So we've talked about the dark state as a superposition
of state g and f.
But if you have a two-dimensional Hilbert
space given by two ground states, g and f,
we can now find a new basis.
We have defined the dark state, but now we
can get the orthogonal state, which is the bright state.
It has a plus sign here, and it has the omega 1 and omega 2,
the Rabi frequencies reversed.
So this state is now orthogonal.

And you can now visualize the preparation of the dark state
as follows.
We have the dark state.
We have the bright state.
The bright state, as you can immediately verify,
is strongly coupled by the laser field to the excited state.
So we have an excited state.
The laser fields-- well, it's two laser fields--
strongly couple the bright state to the excited state.
And then spontaneous emission-- two photon lights scattering--
can take you back to either of the two states.
But now you see that the concept of optical pumping,
which I started out with a trivial example,
is now applying in the new basis to the bright
and to the dark state.
And what happens is you would by optical pumping
populate the dark state and completely pump out
the bright state.

Just as a side remark, there are lots of subtleties.
Most of them you will probably see by yourself
by just inspecting the results.
But if you may ask yourself what happens when the Raman
resonance is not met, when the difference between the two
lasers is not exactly the difference between the two,
well then what you have is you have a superposition
of ground and excited state.
And so you have ground state and g-- the two ground
states g and f.
But the two laser fields have a phase
which evolves different from the phase between g and f.
And suddenly, what you have is relative-- I mean,
everything is relative to the laser field-- so to speak,
this plus sign turns into a minus sign.
So therefore, if you have pumped into the dark state
but now the the frequency difference of the two lasers
is slightly different from the frequency difference between g
and f, this means in essence that, as time goes by,
with a frequency-- with the detuning away
from the two-photon resonance, the dark state will now
precess into the bright state.
And it is only for the Raman resonance,
when it is exactly met, that you have a long-lived dark state,
a dark state which is the true eigenstate of this Hamiltonian.
Yes?
Would the precession also change on [INAUDIBLE] 2?

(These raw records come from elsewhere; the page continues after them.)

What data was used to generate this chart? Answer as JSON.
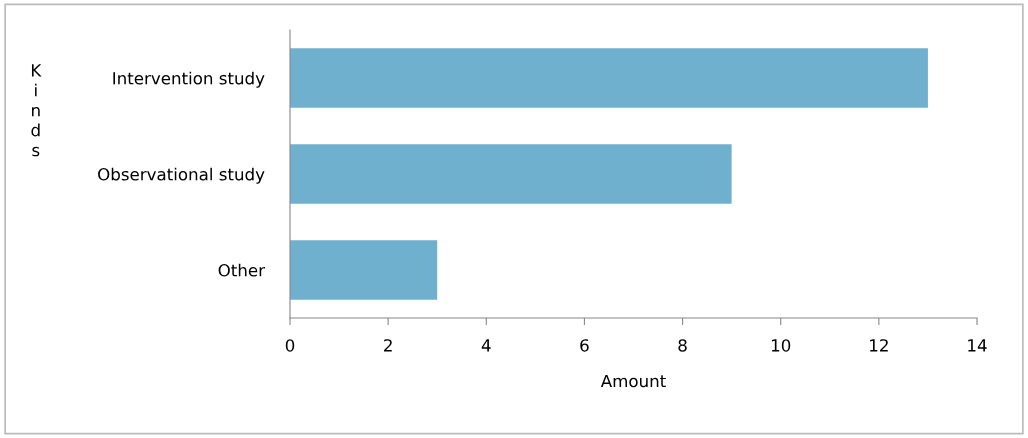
{
  "chart_data": {
    "type": "bar",
    "orientation": "horizontal",
    "xlabel": "Amount",
    "ylabel": "Kinds",
    "categories": [
      "Intervention study",
      "Observational study",
      "Other"
    ],
    "values": [
      13,
      9,
      3
    ],
    "color": "#6fb0cf",
    "xlim": [
      0,
      14
    ],
    "xticks": [
      0,
      2,
      4,
      6,
      8,
      10,
      12,
      14
    ],
    "grid": false,
    "legend": false
  }
}
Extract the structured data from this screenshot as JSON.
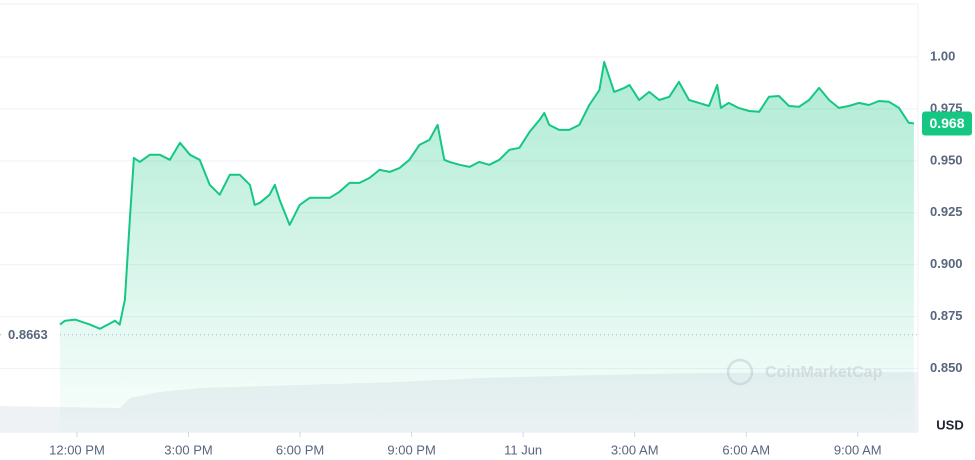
{
  "chart_data": {
    "type": "line",
    "x": [
      -0.46,
      -0.32,
      -0.05,
      0.35,
      0.62,
      0.83,
      1.02,
      1.15,
      1.29,
      1.42,
      1.53,
      1.69,
      1.96,
      2.23,
      2.5,
      2.77,
      3.04,
      3.3,
      3.57,
      3.84,
      4.11,
      4.38,
      4.65,
      4.78,
      4.92,
      5.18,
      5.32,
      5.45,
      5.72,
      5.99,
      6.26,
      6.53,
      6.8,
      7.06,
      7.33,
      7.6,
      7.87,
      8.14,
      8.41,
      8.68,
      8.94,
      9.21,
      9.48,
      9.7,
      9.88,
      10.02,
      10.29,
      10.56,
      10.82,
      11.09,
      11.36,
      11.63,
      11.9,
      12.17,
      12.44,
      12.57,
      12.7,
      12.97,
      13.24,
      13.51,
      13.78,
      14.05,
      14.18,
      14.45,
      14.72,
      14.86,
      15.12,
      15.39,
      15.66,
      15.93,
      16.19,
      16.46,
      16.73,
      17.0,
      17.22,
      17.32,
      17.53,
      17.79,
      18.08,
      18.35,
      18.61,
      18.88,
      19.15,
      19.42,
      19.69,
      19.96,
      20.23,
      20.49,
      20.76,
      21.03,
      21.3,
      21.57,
      21.84,
      22.11,
      22.37,
      22.51
    ],
    "values": [
      0.8712,
      0.8731,
      0.8736,
      0.8712,
      0.8692,
      0.8712,
      0.8731,
      0.8712,
      0.8832,
      0.9216,
      0.9514,
      0.9495,
      0.9529,
      0.9529,
      0.9505,
      0.9587,
      0.9529,
      0.9505,
      0.9385,
      0.9337,
      0.9433,
      0.9433,
      0.9385,
      0.9288,
      0.9298,
      0.9337,
      0.9385,
      0.9313,
      0.9192,
      0.9288,
      0.9322,
      0.9322,
      0.9322,
      0.9351,
      0.9394,
      0.9394,
      0.9418,
      0.9457,
      0.9447,
      0.9466,
      0.9505,
      0.9577,
      0.9601,
      0.9673,
      0.9505,
      0.9495,
      0.9481,
      0.9471,
      0.9495,
      0.9481,
      0.9505,
      0.9553,
      0.9563,
      0.9639,
      0.9697,
      0.9731,
      0.9673,
      0.9649,
      0.9649,
      0.9673,
      0.9769,
      0.9841,
      0.9976,
      0.9832,
      0.9851,
      0.9865,
      0.9793,
      0.9832,
      0.9793,
      0.9808,
      0.988,
      0.9793,
      0.9779,
      0.9764,
      0.9865,
      0.9755,
      0.9779,
      0.9755,
      0.974,
      0.9736,
      0.9808,
      0.9812,
      0.9764,
      0.976,
      0.9793,
      0.9851,
      0.9793,
      0.9755,
      0.9764,
      0.9779,
      0.9769,
      0.9788,
      0.9784,
      0.9755,
      0.9683,
      0.968
    ],
    "color": "#16c784",
    "xlim": [
      -2.07,
      22.62
    ],
    "xticks": [
      {
        "value": 0,
        "label": "12:00 PM"
      },
      {
        "value": 3,
        "label": "3:00 PM"
      },
      {
        "value": 6,
        "label": "6:00 PM"
      },
      {
        "value": 9,
        "label": "9:00 PM"
      },
      {
        "value": 12,
        "label": "11 Jun"
      },
      {
        "value": 15,
        "label": "3:00 AM"
      },
      {
        "value": 18,
        "label": "6:00 AM"
      },
      {
        "value": 21,
        "label": "9:00 AM"
      }
    ],
    "ylim": [
      0.82,
      1.025
    ],
    "yticks": [
      {
        "value": 1,
        "label": "1.00"
      },
      0.975,
      {
        "value": 0.95,
        "label": "0.950"
      },
      0.925,
      {
        "value": 0.9,
        "label": "0.900"
      },
      0.875,
      {
        "value": 0.85,
        "label": "0.850"
      }
    ],
    "grid": true,
    "open": 0.8663,
    "last": 0.968,
    "y_axis_label": "USD",
    "watermark": "CoinMarketCap"
  }
}
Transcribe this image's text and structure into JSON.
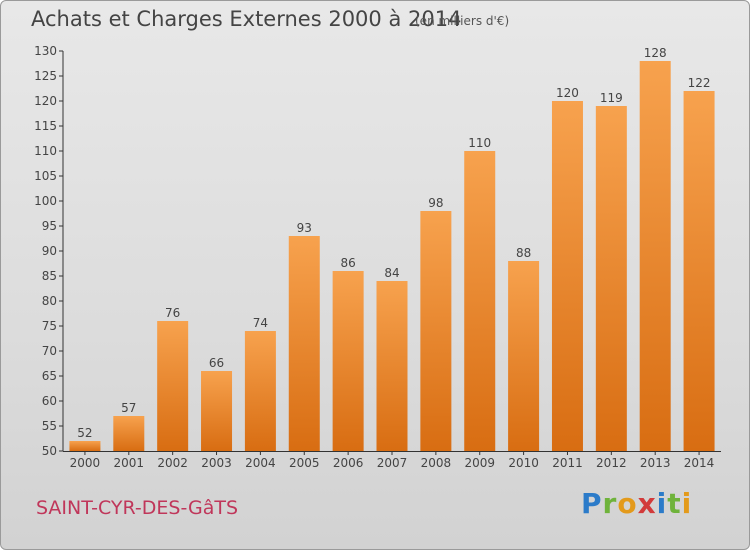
{
  "header": {
    "title": "Achats et Charges Externes 2000 à 2014",
    "subtitle": "(en milliers d'€)"
  },
  "footer": {
    "city": "SAINT-CYR-DES-GâTS",
    "logo_letters": [
      "P",
      "r",
      "o",
      "x",
      "i",
      "t",
      "i"
    ],
    "logo_colors": [
      "#2b7bc9",
      "#6fb33b",
      "#e39a1b",
      "#d23a3a",
      "#2b7bc9",
      "#6fb33b",
      "#e39a1b"
    ]
  },
  "chart_data": {
    "type": "bar",
    "categories": [
      "2000",
      "2001",
      "2002",
      "2003",
      "2004",
      "2005",
      "2006",
      "2007",
      "2008",
      "2009",
      "2010",
      "2011",
      "2012",
      "2013",
      "2014"
    ],
    "values": [
      52,
      57,
      76,
      66,
      74,
      93,
      86,
      84,
      98,
      110,
      88,
      120,
      119,
      128,
      122
    ],
    "ylim": [
      50,
      130
    ],
    "yticks": [
      50,
      55,
      60,
      65,
      70,
      75,
      80,
      85,
      90,
      95,
      100,
      105,
      110,
      115,
      120,
      125,
      130
    ],
    "title": "Achats et Charges Externes 2000 à 2014",
    "xlabel": "",
    "ylabel": "",
    "grid": false,
    "bar_color_top": "#f7a24e",
    "bar_color_bottom": "#d86d12"
  }
}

No, we have defined omega 1 and omega 2
as the Rabi frequencies of the two lasers.
Omega 1 is the Rabi frequency of the laser which talks to I
think the state g, and omega 2 is
the Rabi frequency of the laser that talks to the state f.
So this doesn't change.
It's just-- I'm just sort of telling you
how you may be able to think about it,
that if you put in all the temporal phase
factors on resonance, at least in some [INAUDIBLE] picture,
all the phase factors are zero, because the e to the i omega
t of the atomic wave function is compensated by the light atom
coupling.
And therefore, phase factors just disappear
and this state is stationary.
But if you write down what happens as a function of time
to this state and you couple it as a function of time
to the laser field, you will find out
that there is an evolving relative phase
between the light field and the atomic state.
And the essence of that is that with this, there
will be a beat node at which the dark state becomes bright
and the bright state becomes dark.